先生がそれは、とか、いやしかし、とか言っているのが聞こえる。そのうち二人の間で何らかの結論に達したのか、アンソニー様と先生が私の方に向き直った。
「エリザベスもう一度踊るぞ。」俯いていた顔をあげた私をアンソニー様は両手を広げて待っていた。
「エリザベス様、少しホールドの形を変えます。今までの姿勢で良いのですが、そのままこぶし一つ分前に進んで、このように殿下の右側の腰とエリザベス様の右側の腰を向かい合わせで足の付け根から一番下の肋骨まで密着させてください。」そう言いながら先生が私の背中を押してアンソニー様にくっつける。
先生、近いよ、近い!さっきもたいがい近いと思ったのに、アンソニー様にここまで近づくって何かの拷問ですか?
そもそも何でこんな姿勢?そんなにさっきのダンスだめだった?とりあえず間違えずに踊れたのだからあれでいいじゃん!
恨みがましい目でアンソニー様を見つめると、アンソニー様は不敵な笑みを浮かべて私をさらに引き寄せながら言った。
「いいか、お前と私の間に透明な板をイメージしろ。その板はお前の右手と左ひじと右の腰骨を通っている。その板をまっすぐなまま維持しろ。足が動いている間は絶対にその板を曲げるな。」
「えっと、足がとまったら?」
「お前が私の動きを感じとれれば分かる。」なんですかその俺様な感じ。王様?あ、王子様だった。
「踊りながらステップを考える必要はない。ただ板と私の動きを感じることだけに集中しろ。」そう言ってアンソニー様は伴奏者に顎で合図を送る。
待ってという間もなく動き出したアンソニー様の動きに全神経を集中させると、驚いたことに確かに板の存在を感じた。右半身をくっつけていることで、アンソニー様の意図が手に取るようにわかる。
アンソニー様の進みたい方向、動きたい動作を頭で理解する前にもう自分の足が動いている。体験したことのない一体感に思わず笑みがこぼれると、アンソニー様も笑った。
「ここからだ。」直後、アンソニー様が一気に加速したのが分かった。
飛ぶような歩幅で、跳びあがるようなスイングでホールを縦横無尽に駆けまわる。
部屋の景色が飛ぶように通り過ぎ、風を切る音が聞こえる。体が限界まで伸びて、心臓が激しく打つ、このまま羽根が生えて飛んでいけるんじゃないかと思う浮遊感を覚え、音楽が鳴り終わったのも気付かなかった。
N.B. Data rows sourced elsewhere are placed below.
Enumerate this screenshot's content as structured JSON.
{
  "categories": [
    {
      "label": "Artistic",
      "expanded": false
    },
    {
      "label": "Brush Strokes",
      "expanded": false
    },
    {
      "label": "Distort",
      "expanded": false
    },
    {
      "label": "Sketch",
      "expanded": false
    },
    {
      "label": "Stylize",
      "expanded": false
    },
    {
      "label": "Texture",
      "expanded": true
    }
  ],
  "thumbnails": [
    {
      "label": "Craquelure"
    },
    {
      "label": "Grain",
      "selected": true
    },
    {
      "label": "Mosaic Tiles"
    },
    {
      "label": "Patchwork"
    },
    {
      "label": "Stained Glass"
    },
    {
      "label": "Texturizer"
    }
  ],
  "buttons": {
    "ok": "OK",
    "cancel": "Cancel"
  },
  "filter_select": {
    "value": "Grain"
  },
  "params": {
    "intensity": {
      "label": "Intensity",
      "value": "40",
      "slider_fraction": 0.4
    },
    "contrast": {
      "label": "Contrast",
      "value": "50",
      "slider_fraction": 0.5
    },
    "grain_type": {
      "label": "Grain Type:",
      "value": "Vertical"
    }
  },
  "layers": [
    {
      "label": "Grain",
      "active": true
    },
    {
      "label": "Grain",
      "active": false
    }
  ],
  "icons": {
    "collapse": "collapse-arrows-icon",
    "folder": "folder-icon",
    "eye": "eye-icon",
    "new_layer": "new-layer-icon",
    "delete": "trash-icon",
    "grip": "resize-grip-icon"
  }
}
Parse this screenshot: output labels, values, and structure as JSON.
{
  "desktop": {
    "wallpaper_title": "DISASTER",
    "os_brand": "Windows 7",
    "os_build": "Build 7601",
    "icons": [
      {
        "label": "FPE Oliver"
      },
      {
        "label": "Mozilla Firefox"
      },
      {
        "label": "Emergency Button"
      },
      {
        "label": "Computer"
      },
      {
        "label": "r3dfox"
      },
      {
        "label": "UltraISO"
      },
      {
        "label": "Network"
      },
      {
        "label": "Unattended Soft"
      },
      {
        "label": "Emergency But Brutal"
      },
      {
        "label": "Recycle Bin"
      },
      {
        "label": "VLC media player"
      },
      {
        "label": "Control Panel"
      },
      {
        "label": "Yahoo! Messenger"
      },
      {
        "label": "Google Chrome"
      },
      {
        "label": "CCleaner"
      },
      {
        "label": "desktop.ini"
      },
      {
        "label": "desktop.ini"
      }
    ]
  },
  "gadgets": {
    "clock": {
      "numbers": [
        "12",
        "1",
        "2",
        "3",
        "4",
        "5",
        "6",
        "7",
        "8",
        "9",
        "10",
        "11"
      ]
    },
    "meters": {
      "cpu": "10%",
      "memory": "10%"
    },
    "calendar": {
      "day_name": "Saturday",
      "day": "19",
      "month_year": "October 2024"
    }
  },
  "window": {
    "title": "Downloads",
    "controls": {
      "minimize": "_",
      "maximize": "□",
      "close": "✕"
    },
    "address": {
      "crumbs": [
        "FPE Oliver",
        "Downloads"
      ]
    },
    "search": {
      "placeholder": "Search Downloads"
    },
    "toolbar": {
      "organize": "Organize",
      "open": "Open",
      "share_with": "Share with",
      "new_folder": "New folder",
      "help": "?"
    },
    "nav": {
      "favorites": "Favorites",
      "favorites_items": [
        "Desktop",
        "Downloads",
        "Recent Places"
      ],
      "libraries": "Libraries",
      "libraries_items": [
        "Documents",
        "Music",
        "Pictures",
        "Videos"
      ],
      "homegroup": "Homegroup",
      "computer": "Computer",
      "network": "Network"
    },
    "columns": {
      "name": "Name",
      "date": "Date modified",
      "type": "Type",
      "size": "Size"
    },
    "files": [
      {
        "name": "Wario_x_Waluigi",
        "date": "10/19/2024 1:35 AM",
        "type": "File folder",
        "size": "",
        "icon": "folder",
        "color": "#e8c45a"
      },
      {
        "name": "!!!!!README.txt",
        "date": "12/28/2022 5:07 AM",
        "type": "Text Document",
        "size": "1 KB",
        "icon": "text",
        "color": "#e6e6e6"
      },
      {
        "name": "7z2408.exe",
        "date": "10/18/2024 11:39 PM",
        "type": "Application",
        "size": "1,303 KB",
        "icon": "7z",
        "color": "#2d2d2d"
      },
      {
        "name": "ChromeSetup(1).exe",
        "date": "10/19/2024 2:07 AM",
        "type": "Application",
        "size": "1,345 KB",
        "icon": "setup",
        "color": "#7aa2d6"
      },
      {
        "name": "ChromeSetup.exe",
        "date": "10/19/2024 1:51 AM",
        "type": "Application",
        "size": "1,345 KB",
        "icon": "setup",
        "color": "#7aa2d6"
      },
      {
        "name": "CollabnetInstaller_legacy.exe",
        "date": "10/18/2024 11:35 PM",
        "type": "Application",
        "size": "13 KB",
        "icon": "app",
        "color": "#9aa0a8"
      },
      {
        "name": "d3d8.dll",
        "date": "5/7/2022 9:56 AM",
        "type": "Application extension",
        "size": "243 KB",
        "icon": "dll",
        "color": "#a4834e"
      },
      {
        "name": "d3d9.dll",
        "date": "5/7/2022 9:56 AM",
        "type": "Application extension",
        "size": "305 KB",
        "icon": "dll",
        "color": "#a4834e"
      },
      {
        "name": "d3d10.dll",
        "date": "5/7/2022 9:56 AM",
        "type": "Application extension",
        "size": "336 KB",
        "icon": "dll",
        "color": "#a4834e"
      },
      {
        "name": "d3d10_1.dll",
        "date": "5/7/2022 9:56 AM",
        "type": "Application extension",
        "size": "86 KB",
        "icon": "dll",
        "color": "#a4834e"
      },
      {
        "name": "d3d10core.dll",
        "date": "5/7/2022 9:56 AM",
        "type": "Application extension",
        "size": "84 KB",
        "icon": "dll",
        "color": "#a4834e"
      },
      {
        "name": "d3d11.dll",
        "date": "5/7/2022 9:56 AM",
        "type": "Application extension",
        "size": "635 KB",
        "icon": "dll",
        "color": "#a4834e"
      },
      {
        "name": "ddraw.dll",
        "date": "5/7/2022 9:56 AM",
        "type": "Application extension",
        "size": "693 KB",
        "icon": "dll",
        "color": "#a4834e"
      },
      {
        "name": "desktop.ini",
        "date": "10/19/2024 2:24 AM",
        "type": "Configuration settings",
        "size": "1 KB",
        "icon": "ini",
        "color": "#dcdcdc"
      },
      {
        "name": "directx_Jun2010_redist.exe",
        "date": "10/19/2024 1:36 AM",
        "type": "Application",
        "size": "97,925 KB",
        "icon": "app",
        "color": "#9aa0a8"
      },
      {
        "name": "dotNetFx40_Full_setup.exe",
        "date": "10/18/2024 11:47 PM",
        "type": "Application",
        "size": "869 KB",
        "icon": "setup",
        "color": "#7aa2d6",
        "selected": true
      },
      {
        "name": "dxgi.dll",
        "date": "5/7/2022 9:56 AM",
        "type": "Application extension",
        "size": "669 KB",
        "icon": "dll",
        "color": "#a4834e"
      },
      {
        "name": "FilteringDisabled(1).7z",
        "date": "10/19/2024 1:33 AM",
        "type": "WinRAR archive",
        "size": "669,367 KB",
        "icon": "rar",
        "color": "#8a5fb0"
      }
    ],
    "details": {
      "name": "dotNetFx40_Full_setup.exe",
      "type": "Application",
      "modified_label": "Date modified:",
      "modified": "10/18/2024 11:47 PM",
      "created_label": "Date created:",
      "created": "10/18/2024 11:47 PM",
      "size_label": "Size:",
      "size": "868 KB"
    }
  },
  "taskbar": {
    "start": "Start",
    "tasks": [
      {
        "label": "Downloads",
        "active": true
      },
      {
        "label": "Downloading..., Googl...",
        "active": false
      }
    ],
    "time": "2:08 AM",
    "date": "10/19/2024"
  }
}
「素晴らしい!素晴らしい!殿下の本気のダンスについていける女性がいるとは!」先生が盛大に拍手をしてくれるのが聞こえる。振り返ってみるとなんとエールリヒ様まで不本意な顔をしながらも拍手してくれていた。
嬉しくなってまたアンソニー様の方に振り向くとアンソニー様も笑っていた。
「面白かったか?」
「はい!すごい速さで。まるで羽根が生えて空を飛んでいるみたいで。でもちっとも怖くなくて。ドキドキして、楽しかったです。」興奮の冷めやらないまま子供みたいな感想を満面の笑みで答えるとアンソニー様も満面の笑みを返してくれた。舞踏会当日が楽しみになった。